Чуткий к интонациям, Мешканов пронзил ее испытующим взглядом.
— Гм?!
Но Наседкина уже улыбалась.
— Ну разве что приучится!.. — засмеялся и режиссер. — С ноготком, с ноготком… Punctum! [219] — как говорит наш почтенный maestro… Пойдемте-ка репетировать, покуда не приехало благосклонное, но справедливое начальство да не пропело нам хорошей аллилуйи!
X
Любезный друг А. В.!
Знаю, брат, что ругаешь ты меня давным-давно ругательски и прав со всех сторон, я же выхожу против тебя совершеннейшая свинья, и даже не весьма породистая. Но вспомни и сообрази, друже, какова есть наша жизнь ахтерская, и — «понять — простить», говорит Виктор Викторович Гюго. Стало быть, «не кляни, но люби!» А я впредь присягу даю в поведении своем исправиться и писать тебе летопись живота моего, если и не столь часто, как обещал, то все же не менее одного раза в месяц. Ах, милый человек! Совсем я смаялся с бисовою работою! Пою три-четыре раза в неделю, от репетиций голова кругом идет. Ежели, может быть, слышал, ставим «Крестьянскую войну» юного музикуса, по фамилии Нордмана. Гениальный, брат, парень, я — просто на коленях пред ним! Так тебе смею доложить: новых времен и нашего века вещатель. Была, брат, музыка будущего, была кучка, были веристы — и все это, выходит, предтечи. В Нордмане, друг, валит какая-то новая, наша, нутряная сила — нарастает музыка четвертого сословия! Понимаешь: ни слушать, ни петь не могу равнодушно, — каждым тактом он меня за самое сердце до крови ущемляет! Пою на репетициях в нервной дрожи, в холоде восторга, — кричу, мечусь, стону… Чувствую, брат, что рожаю что-то сильное и здоровое, — ну а сам понимаешь, как же роженице не страдать, не выть, не орать и не корчиться в муках? Сегодня у нас была первая вечерняя репетиция в костюмах: воспользовались кануном Введения, что спектакля нельзя ставить, и катнули «Крестьянскую войну» по всем правилам искусства. И вот так возбужден и взвинчен я до сих пор, что не могу спать, хотя уже четвертый час, и моя Анастасия Прекрасная десятый сон видит и храпит какими-то необыкновенно чувствительными тонами нежной флейты. Скажи ты мне, пожалуйста, милая душа, как опытный человек и писатель, жизнь наблюдающий: отчего это русская молодая бабенка, как только попадает в большое благополучие и на чрезвычайно сытые кормы, так сейчас же и прежде всего храпеть выучивается? Что это и как: физиология или психология? «Вот загадка тебе, мудрый Эдип, разреши!» [220]

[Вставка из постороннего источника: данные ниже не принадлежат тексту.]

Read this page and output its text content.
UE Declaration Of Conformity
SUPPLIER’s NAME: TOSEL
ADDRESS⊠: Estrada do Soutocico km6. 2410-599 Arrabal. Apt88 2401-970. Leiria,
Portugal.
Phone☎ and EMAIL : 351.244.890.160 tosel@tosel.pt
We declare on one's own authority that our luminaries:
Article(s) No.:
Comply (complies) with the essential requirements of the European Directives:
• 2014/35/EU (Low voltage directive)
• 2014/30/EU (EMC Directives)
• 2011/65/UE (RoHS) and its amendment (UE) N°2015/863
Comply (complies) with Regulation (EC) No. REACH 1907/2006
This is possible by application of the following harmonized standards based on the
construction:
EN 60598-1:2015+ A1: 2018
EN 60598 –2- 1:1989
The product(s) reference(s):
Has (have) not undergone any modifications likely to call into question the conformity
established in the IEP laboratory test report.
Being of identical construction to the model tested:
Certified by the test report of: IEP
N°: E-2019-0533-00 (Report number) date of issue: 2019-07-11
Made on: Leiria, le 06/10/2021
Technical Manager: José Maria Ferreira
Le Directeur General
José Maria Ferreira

Но вижу из-за тридевяти земель хмурый лик твой: не любишь ты моих неуклюжих а parte! Бог тебе судья! Будешь читать и думать: «Ну пошел Андрюшка притворяться остроумным и кривляться экстренными вопросами!» По-вашему, писательскому, ведь только вы, соль земли, можете рассуждать, а про нашего брата, ахтера, вы в таких случаях говорите: «Умничает!», и носы презрительно воротите. Знаем мы вас!

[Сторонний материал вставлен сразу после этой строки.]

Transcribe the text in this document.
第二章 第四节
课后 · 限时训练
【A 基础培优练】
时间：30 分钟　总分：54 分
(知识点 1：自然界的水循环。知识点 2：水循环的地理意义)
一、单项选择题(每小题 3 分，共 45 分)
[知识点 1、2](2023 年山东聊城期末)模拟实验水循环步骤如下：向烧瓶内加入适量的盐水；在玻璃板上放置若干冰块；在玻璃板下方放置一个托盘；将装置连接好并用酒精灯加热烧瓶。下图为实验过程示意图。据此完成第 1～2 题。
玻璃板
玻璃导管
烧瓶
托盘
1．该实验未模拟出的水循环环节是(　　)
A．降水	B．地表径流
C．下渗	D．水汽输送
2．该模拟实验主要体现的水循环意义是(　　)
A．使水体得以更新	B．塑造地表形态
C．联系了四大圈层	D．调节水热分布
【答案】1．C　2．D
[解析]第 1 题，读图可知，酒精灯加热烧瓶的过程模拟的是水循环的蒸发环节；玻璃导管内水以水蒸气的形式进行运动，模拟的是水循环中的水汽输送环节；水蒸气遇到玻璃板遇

А что, брат? Прочитал сверху страницу, что написал, и — того: сконфузился. Пожалуй, ведь и впрямь наумничал. Нечего сказать, нашел из-за чего: из-за Настасьина храпа! Прямо стыдно, милый человек, извини, пожалуйста. А я за это сделаю в письме перерыв, поброжу по кабинету, выкурю папиросочку и выпью за твое здоровье стакан хорошего бордо. Сей благородный напиток светит красным рубином предо мною на письменном столе, и, признаться тебе откровенно, одну бутылку я уже спустил под стол пустую, другая усыхает к концу, и есть канальское поползновение пошарить в буфете насчет третьей. Пожалуйста, не заключи из этого, что я сделался ночным пьяницею-одиночкою. Исключительный, брат, случай: нервы после Фра Дольчино поют и гудут, и хочется говорить, говорить. А говорить-то и не с кем — не Анастасию же Прекрасную воздымать с ее пышных перин, чтобы она зевала, крестилась и хлопала предо мною глазами! Нет, уж лучше — поговорю «наедине с своей душой» и в приятном тет-а-тете с бутылкою… «О ты, бордо, друг неизменный!» [221]

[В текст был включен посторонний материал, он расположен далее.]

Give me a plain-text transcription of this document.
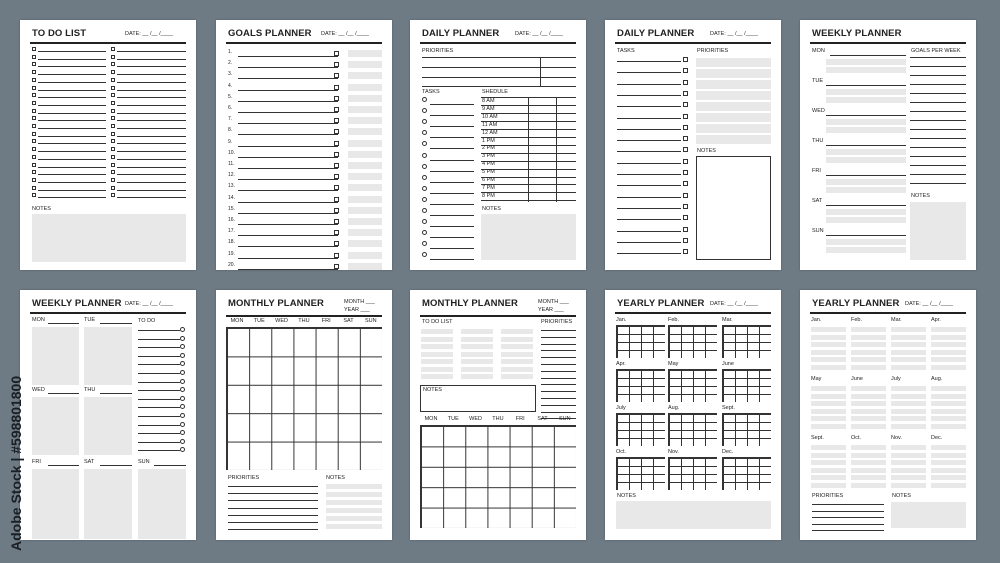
TO DO LIST	DATE: __ /__ /____
NOTES
GOALS PLANNER DATE: __ /__ /____
1.
2.
3.
4.
5.
6.
7.
8.
9.
10.
11.
12.
13.
14.
15.
16.
17.
18.
19.
20.
DAILY PLANNER	DATE: __ /__ /____
PRIORITIES
TASKS	SHEDULE
8 AM
9 AM
10 AM
11 AM
12 AM
1 PM
2 PM
3 PM
4 PM
5 PM
6 PM
7 PM
8 PM
NOTES
DAILY PLANNER	DATE: __ /__ /____
TASKS	PRIORITIES
NOTES
WEEKLY PLANNER
GOALS PER WEEK
MON
TUE
WED
THU
FRI
SAT
SUN
NOTES
WEEKLY PLANNER DATE: __ /__ /____
MON	TUE
WED	THU
FRI	SAT	SUN
TO DO
MONTHLY PLANNER	MONTH ___
YEAR ___
MON	TUE	WED	THU	FRI	SAT	SUN
PRIORITIES	NOTES
MONTHLY PLANNER	MONTH ___
YEAR ___
TO DO LIST	PRIORITIES
NOTES
MON	TUE	WED	THU	FRI	SAT	SUN
YEARLY PLANNER DATE: __ /__ /____
Jan.	Feb.	Mar.
Apr.	May	June
July	Aug.	Sept.
Oct.	Nov.	Dec.
NOTES
YEARLY PLANNER DATE: __ /__ /____
Jan.	Feb.	Mar.	Apr.
May	June	July	Aug.
Sept.	Oct.	Nov.	Dec.
PRIORITIES	NOTES
Adobe Stock | #598801800
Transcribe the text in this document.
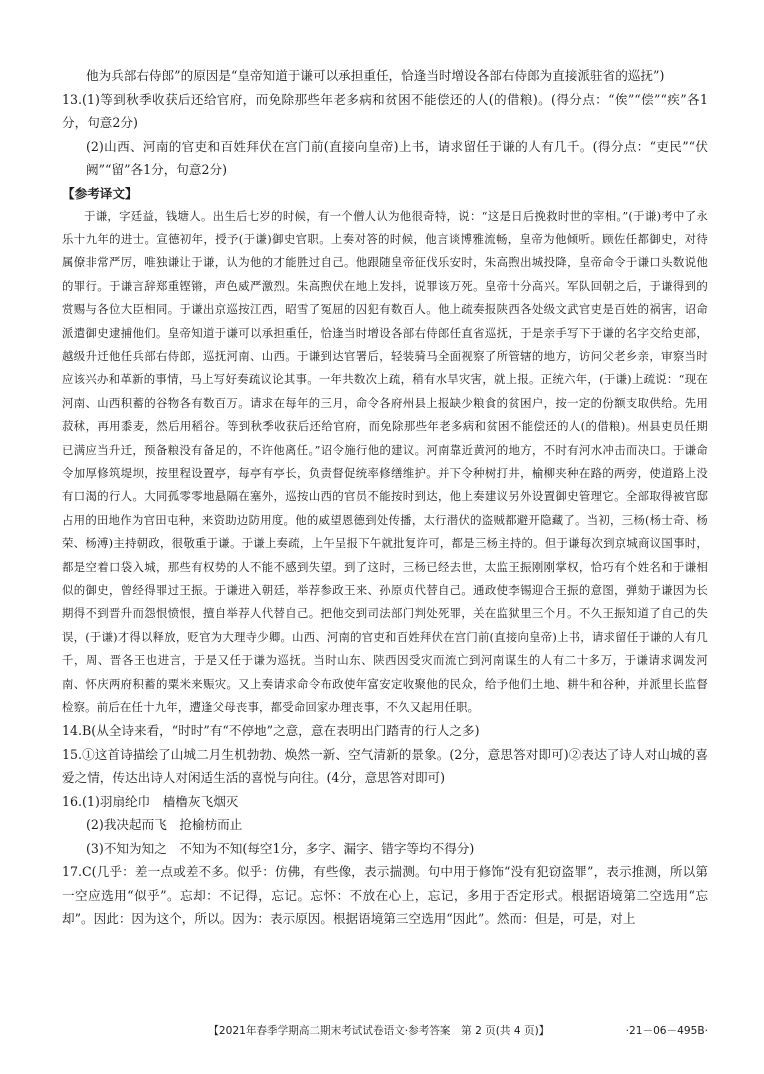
他为兵部右侍郎”的原因是“皇帝知道于谦可以承担重任，恰逢当时增设各部右侍郎为直接派驻省的巡抚”)

13.(1)等到秋季收获后还给官府，而免除那些年老多病和贫困不能偿还的人(的借粮)。(得分点：“俟”“偿”“疾”各1分，句意2分)

(2)山西、河南的官吏和百姓拜伏在宫门前(直接向皇帝)上书，请求留任于谦的人有几千。(得分点：“吏民”“伏阙”“留”各1分，句意2分)

【参考译文】

于谦，字廷益，钱塘人。出生后七岁的时候，有一个僧人认为他很奇特，说：“这是日后挽救时世的宰相。”(于谦)考中了永乐十九年的进士。宣德初年，授予(于谦)御史官职。上奏对答的时候，他言谈博雅流畅，皇帝为他倾听。顾佐任都御史，对待属僚非常严厉，唯独谦让于谦，认为他的才能胜过自己。他跟随皇帝征伐乐安时，朱高煦出城投降，皇帝命令于谦口头数说他的罪行。于谦言辞郑重铿锵，声色威严激烈。朱高煦伏在地上发抖，说罪该万死。皇帝十分高兴。军队回朝之后，于谦得到的赏赐与各位大臣相同。于谦出京巡按江西，昭雪了冤屈的囚犯有数百人。他上疏奏报陕西各处级文武官吏是百姓的祸害，诏命派遣御史逮捕他们。皇帝知道于谦可以承担重任，恰逢当时增设各部右侍郎任直省巡抚，于是亲手写下于谦的名字交给吏部，越级升迁他任兵部右侍郎，巡抚河南、山西。于谦到达官署后，轻装骑马全面视察了所管辖的地方，访问父老乡亲，审察当时应该兴办和革新的事情，马上写好奏疏议论其事。一年共数次上疏，稍有水旱灾害，就上报。正统六年，(于谦)上疏说：“现在河南、山西积蓄的谷物各有数百万。请求在每年的三月，命令各府州县上报缺少粮食的贫困户，按一定的份额支取供给。先用菽秫，再用黍麦，然后用稻谷。等到秋季收获后还给官府，而免除那些年老多病和贫困不能偿还的人(的借粮)。州县吏员任期已满应当升迁，预备粮没有备足的，不许他离任。”诏令施行他的建议。河南靠近黄河的地方，不时有河水冲击而决口。于谦命令加厚修筑堤坝，按里程设置亭，每亭有亭长，负责督促统率修缮维护。并下令种树打井，榆柳夹种在路的两旁，使道路上没有口渴的行人。大同孤零零地悬隔在塞外，巡按山西的官员不能按时到达，他上奏建议另外设置御史管理它。全部取得被官邸占用的田地作为官田屯种，来资助边防用度。他的威望恩德到处传播，太行潜伏的盗贼都避开隐藏了。当初，三杨(杨士奇、杨荣、杨溥)主持朝政，很敬重于谦。于谦上奏疏，上午呈报下午就批复许可，都是三杨主持的。但于谦每次到京城商议国事时，都是空着口袋入城，那些有权势的人不能不感到失望。到了这时，三杨已经去世，太监王振刚刚掌权，恰巧有个姓名和于谦相似的御史，曾经得罪过王振。于谦进入朝廷，举荐参政王来、孙原贞代替自己。通政使李锡迎合王振的意图，弹劾于谦因为长期得不到晋升而怨恨愤恨，擅自举荐人代替自己。把他交到司法部门判处死罪，关在监狱里三个月。不久王振知道了自己的失误，(于谦)才得以释放，贬官为大理寺少卿。山西、河南的官吏和百姓拜伏在宫门前(直接向皇帝)上书，请求留任于谦的人有几千，周、晋各王也进言，于是又任于谦为巡抚。当时山东、陕西因受灾而流亡到河南谋生的人有二十多万，于谦请求调发河南、怀庆两府积蓄的粟米来赈灾。又上奏请求命令布政使年富安定收聚他的民众，给予他们土地、耕牛和谷种，并派里长监督检察。前后在任十九年，遭逢父母丧事，都受命回家办理丧事，不久又起用任职。

14.B(从全诗来看，“时时”有“不停地”之意，意在表明出门踏青的行人之多)

15.①这首诗描绘了山城二月生机勃勃、焕然一新、空气清新的景象。(2分，意思答对即可)②表达了诗人对山城的喜爱之情，传达出诗人对闲适生活的喜悦与向往。(4分，意思答对即可)

16.(1)羽扇纶巾　樯橹灰飞烟灭

(2)我决起而飞　抢榆枋而止

(3)不知为知之　不知为不知(每空1分，多字、漏字、错字等均不得分)

17.C(几乎：差一点或差不多。似乎：仿佛，有些像，表示揣测。句中用于修饰“没有犯窃盗罪”，表示推测，所以第一空应选用“似乎”。忘却：不记得，忘记。忘怀：不放在心上，忘记，多用于否定形式。根据语境第二空选用“忘却”。因此：因为这个，所以。因为：表示原因。根据语境第三空选用“因此”。然而：但是，可是，对上

【2021年春季学期高二期末考试试卷语文·参考答案　第 2 页(共 4 页)】	·21－06－495B·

Взвинтила, брат, меня репетиция, но и — надо со стыдом признаться: поругался я сейчас, люто поругался, друг любезный! А угадай — с кем? Читая за тридевять земель и сто лет меня не видав, ни за что не поверишь. С Еленою Сергеевною поругался, милый человек. Да! да! потаращь плазами-то, покрути губами, покачай головою: с нею самою — с Еленою Сергеевною, госпожою и владычицею нашей зрелищной храмины, где аз многогрешный есмь смиреннейший и бессловесный служка, с обожаемою нашею дивою и милым другом, — с Лелечкою Савицкою-с. И не в первый, брат, раз уже поругался. И, кажется, — ох как кажется! — не в последний!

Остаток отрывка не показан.